Le travail de M. Bouflah suscitera de réelles réactions, mais aussi des débats passionnés sur une cité considérée aujourd’hui, à l’abondant, par ceux que l’on nomme « ses enfants de souche» face aux convois de « déracinés » implantés par les différents régimes de l’indépendance politique.
La ville de Dellys est une cité florale puisque son nom renvoie à une plante de nom berbère adles, diss, en latin, ampelodesmos tenax, une plante rugueuse. Elle est appelée aussi, Andalos, par les Vandales, la ville arabe Taddles est une défection historique le long de sa tumultueuse histoire. Elle finit par être figée dans des images qui occultent les interminables luttes entre citadins et campagnards, entre habitants des derbs Almoravides et Ottomans, et ceux des plaines agricoles des tribus Ouaguennoun et Taouarga.
Tout comme il est vrai que la petite ville portuaire subissait les convoitises des puissances maritimes et commerciales du bassin méditerranéen et même d’ailleurs. Elle fut aussi une cité fortifiée à l’encontre des razzias des tribus d’Iflissen Umlil (ceux de la mer) qui s’intéressaient à ses richesses et son histoire, n’est qu’une synthèse entre dominations, résistances et collaborations.
En 375 de l’ère chrétienne, le « roi » Igmazen des Issafliens a bien tenté de livrer le résistant anti-romain, Ifermen (Firmus). Ce dernier préféra le suicide que de devenir esclave à Rome.
La trahison et la collaboration est une longue histoire faites d’interdits et de tabous. Qu’importe que le feu anéantisse villes et villages, c’est la maison de Djeha qui doit être épargnée.
L’histoire la plus récente de Dellys, n’a rien à envier à celle de Bouna (Annaba) qui a vu, en 1837, débarquer 27 marins français dans une chaloupe sous les bienvenus, youyous et festins de la part des grandes familles de la citadelle annabie. La ville hannafite de Dellys n’est pas une exception, puisque la vieille et noble famille de Mouloud ben Hadj Allalou « n’a cessé de témoigner son loyalisme à la France » (L’Echo d’Alger du 30/01/1926) et la nomination de son petit-fils Khellil Allalou au grade de capitaine du 8e Spahis, n’est qu’un acte de reconnaissance pour tout ceux qui ont « facilité» la pénétration française en Algérie. Distributions de burnous de caïdats et autres Légions d’honneur ont fait le bonheur des républiques françaises et leurs administrations coloniales.
Aucun documentaire filmé n’osera mettre en image de telles vérités et la mémoire de nos chercheurs demeurera sélective afin de plaire aux humeurs des sultans et autres vizirs.

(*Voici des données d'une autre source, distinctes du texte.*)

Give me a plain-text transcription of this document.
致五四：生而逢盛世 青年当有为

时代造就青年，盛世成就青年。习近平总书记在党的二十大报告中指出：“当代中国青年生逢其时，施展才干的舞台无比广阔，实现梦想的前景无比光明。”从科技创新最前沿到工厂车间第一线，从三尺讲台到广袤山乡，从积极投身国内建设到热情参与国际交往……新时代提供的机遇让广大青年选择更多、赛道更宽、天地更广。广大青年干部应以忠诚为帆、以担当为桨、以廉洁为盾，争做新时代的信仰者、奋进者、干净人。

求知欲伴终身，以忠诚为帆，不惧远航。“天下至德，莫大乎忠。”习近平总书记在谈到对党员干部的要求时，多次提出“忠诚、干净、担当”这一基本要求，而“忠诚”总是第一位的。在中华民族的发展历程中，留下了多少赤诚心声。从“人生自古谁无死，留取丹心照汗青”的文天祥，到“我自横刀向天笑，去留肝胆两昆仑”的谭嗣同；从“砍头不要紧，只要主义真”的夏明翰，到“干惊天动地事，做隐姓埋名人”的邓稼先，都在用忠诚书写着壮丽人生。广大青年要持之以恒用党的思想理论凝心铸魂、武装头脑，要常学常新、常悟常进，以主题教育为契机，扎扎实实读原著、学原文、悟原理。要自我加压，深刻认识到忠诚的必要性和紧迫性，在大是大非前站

Nous parlons d’erreurs et exactions de nos aïeuls dans une situation historique très complexe, que nos petits-enfants soient épargnés en prenant conscience que tirer les leçons du passé ne fait qu’avancer vers un avenir prometteur. Il est encore malheureux de lire les propos du maréchal du crime, Bugeaud, décrire la ville de Dellys en 1844, du haut du fortin d’un Sidi Soussan, qui n’a jamais existé :
«La petite ville, ou plutôt la bourgade de Dellys, compte 110 maisons bâties en briques et couvertes en tuiles. D’anciennes ruines qui couvrent le sol et les hauteurs voisines prouvent l’antique importance de ce point de la côte, où les Romains avaient un grand poste militaire.»
les maisons de Dellys étaient groupées par 8 ou 9, au milieu de la ville règne une petite place, en forme de trapèze, écrit le génocidaire Bugeaud, en remarquant que la place était ombragée de figuiers.
«En rentrant du côté de l’est, on trouve à droite la mosquée, bâtisse assez vaste, composée de 8 nefs dont les arceaux supportent une toiture de chaume revêtue en briques rouges ; son minaret provenant des débris romains, menaces ruine lui-même. » (Bugeaud)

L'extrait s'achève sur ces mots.